Limitations & Future Work

  1. Memory footprint of PRW increases with the number of tasks and experts, limiting scalability.
  2. Only 5 tasks were validated; generalization to other conditions (e.g., pose, sketch) remains unknown.
  3. Some metrics remain slightly lower than specialized models like UniReal, indicating a performance gap for unified models.
  4. Parameters for LoRA rank=128 are significant; the performance gap compared to full fine-tuning is not reported.
  • Compared to OmniGen (unified multimodal generation without explicit representation management), CoLoGen achieves a better balance of editing and customization via PRW.
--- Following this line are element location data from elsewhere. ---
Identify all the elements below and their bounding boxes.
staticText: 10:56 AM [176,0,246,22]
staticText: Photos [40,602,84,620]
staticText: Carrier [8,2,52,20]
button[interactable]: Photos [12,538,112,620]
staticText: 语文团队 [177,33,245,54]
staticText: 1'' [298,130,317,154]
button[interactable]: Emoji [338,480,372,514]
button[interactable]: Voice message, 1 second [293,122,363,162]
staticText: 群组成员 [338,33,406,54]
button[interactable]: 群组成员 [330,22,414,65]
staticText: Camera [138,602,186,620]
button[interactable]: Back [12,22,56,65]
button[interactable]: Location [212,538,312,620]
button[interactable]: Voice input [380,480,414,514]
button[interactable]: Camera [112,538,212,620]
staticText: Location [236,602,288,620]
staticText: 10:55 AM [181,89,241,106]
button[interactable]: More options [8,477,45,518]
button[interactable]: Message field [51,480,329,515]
  • Compared to general editing models like PixWizard and UniReal, CoLoGen's competitive advantage lies in its strength in controllable generation.
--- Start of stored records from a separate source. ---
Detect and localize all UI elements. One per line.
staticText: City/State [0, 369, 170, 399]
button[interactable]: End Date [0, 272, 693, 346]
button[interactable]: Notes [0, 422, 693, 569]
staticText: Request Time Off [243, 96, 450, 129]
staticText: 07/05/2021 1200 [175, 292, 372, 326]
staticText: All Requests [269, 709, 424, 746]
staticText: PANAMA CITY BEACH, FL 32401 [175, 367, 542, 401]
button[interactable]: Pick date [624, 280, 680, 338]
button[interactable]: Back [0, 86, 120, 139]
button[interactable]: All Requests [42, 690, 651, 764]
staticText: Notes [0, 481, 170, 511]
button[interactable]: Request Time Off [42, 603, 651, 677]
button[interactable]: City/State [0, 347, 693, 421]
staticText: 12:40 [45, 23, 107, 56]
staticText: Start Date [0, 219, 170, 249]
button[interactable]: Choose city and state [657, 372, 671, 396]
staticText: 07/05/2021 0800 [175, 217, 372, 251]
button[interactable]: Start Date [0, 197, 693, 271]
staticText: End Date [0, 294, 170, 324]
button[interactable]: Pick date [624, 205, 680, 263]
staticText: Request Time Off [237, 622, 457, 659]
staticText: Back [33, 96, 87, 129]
  • Insight: Unified generation should not aim for a single representation for all tasks but should use dynamic routing to allow task-adaptive representation switching.

Rating

  • Novelty: ⭐⭐⭐⭐ Fresh perspective on duality; systematic design of PRW and progressive training.
  • Experimental Thoroughness: ⭐⭐⭐⭐ Covers major task lines with 6 benchmarks and deep ablation studies.
  • Writing Quality: ⭐⭐⭐⭐ Clear problem definition, high-quality illustrations, and detailed strategies.
  • Value: ⭐⭐⭐⭐ Provides a theoretically grounded and practical solution for unified generation; PRW is transferable to other multi-task scenarios.